Required Environment Variables#

# Only needed for pulling NIM container images (not for inference)
export NVIDIA_API_KEY="nvapi-..."  # pragma: allowlist secret

# Web search still requires API keys (runs externally)
export TAVILY_API_KEY="tvly-..."   # pragma: allowlist secret
export SERPER_API_KEY="..."

How to Run#

# Interactive CLI mode (recommended)
./scripts/start_cli.sh --config_file configs/config_cli_local_nims.yml

# Single query mode
dotenv -f deploy/.env run .venv/bin/nat run \
  --config_file configs/config_cli_local_nims.yml \
  --input "What are the latest advances in quantum error correction?"

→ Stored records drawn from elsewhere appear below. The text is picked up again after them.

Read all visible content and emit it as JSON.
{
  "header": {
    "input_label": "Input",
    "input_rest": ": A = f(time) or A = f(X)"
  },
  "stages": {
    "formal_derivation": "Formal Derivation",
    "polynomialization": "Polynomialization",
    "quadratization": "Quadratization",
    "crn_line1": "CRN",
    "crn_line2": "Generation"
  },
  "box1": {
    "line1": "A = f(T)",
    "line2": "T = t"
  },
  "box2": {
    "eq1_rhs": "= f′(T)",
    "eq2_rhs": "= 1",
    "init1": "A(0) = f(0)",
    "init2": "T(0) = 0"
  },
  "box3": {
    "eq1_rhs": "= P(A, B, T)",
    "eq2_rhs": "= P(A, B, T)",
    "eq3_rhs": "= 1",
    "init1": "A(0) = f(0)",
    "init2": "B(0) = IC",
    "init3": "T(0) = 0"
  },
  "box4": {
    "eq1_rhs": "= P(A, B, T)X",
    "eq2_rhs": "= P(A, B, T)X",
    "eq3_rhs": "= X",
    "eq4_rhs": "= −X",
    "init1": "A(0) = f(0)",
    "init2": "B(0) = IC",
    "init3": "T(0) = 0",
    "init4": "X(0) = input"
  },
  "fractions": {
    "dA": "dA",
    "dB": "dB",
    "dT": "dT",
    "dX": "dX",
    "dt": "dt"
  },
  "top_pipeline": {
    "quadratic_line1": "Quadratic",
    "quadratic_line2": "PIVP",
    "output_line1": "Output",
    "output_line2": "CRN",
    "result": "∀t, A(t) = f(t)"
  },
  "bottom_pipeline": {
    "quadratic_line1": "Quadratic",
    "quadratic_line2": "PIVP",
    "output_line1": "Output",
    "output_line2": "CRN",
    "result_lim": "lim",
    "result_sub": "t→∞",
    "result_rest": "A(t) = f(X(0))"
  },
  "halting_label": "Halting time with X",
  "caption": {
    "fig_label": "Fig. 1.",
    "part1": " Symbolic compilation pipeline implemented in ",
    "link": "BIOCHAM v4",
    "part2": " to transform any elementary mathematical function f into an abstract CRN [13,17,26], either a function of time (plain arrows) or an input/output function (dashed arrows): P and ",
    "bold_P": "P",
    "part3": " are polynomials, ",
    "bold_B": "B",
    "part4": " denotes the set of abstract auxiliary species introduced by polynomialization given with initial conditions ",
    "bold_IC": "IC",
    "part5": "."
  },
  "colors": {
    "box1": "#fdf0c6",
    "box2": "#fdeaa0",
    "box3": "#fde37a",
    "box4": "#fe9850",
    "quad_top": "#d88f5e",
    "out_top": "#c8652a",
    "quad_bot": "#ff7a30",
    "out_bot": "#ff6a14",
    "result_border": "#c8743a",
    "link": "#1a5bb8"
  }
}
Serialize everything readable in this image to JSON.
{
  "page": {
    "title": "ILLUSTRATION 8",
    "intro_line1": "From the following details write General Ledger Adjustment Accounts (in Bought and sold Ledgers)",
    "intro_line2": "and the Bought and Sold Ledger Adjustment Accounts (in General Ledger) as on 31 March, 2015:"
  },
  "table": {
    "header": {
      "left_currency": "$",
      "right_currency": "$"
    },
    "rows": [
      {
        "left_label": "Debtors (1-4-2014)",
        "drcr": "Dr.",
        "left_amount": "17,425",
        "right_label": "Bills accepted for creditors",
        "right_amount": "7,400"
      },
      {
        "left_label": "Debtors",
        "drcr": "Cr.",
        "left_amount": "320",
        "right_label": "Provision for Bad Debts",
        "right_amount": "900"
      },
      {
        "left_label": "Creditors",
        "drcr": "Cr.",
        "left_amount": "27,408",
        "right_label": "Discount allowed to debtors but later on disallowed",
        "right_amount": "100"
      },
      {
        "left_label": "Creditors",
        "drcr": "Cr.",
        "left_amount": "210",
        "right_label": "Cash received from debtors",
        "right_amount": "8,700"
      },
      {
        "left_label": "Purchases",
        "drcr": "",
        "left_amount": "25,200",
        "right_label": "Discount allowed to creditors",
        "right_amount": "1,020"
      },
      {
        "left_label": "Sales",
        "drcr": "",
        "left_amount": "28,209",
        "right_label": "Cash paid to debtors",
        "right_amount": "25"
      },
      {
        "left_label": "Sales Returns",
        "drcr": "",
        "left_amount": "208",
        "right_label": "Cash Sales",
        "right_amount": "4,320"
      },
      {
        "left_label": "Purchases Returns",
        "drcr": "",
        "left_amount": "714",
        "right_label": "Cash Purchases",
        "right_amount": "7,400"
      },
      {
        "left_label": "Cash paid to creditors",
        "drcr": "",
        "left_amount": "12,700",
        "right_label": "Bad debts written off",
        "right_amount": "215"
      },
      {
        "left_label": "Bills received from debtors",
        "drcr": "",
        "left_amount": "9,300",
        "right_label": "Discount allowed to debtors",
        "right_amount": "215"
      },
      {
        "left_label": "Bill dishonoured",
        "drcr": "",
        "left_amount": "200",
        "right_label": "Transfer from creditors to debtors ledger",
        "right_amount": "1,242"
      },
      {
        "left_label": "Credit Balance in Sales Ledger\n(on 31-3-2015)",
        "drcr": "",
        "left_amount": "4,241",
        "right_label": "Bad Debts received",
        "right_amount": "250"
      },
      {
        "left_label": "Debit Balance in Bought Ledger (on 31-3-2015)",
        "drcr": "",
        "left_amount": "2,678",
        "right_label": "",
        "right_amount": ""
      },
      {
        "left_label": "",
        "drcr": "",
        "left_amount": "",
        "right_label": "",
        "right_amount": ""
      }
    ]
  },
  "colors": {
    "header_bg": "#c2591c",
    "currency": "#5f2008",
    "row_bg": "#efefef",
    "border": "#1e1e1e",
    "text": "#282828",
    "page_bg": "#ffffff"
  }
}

The CLI script starts an interactive session. Type your research query and the system will:

  1. Classify the intent (shallow vs deep)

  2. For deep queries: present a research plan for your approval

  3. Execute the research with tool calls shown in real time

  4. Output a structured report

Example Session#

> What are the latest advances in quantum error correction?

[Intent: shallow]
[Tool: web_search] Searching: "quantum error correction advances 2026"
[Tool: web_search] Searching: "quantum error correction codes recent breakthroughs"
[Tool: web_search] Found 5 results

# Quantum Error Correction: Recent Advances

...

Tips for Local NIMs#

  • GPU memory: Monitor with nvidia-smi. The 30B model needs ~40 GB VRAM.

  • Startup time: NIM containers take 2–5 minutes to load the model on first start. Wait until /v1/models returns a response.

  • Multiple GPUs: Use --gpus '"device=0,1"' to spread across GPUs, or run separate containers per GPU for different model roles.

  • Networking: If running inside Docker Compose, use container names instead of localhost for base_url.

  • num_retries: Lower retry counts (3 vs 5) are appropriate for local NIMs since failures are less likely to be transient.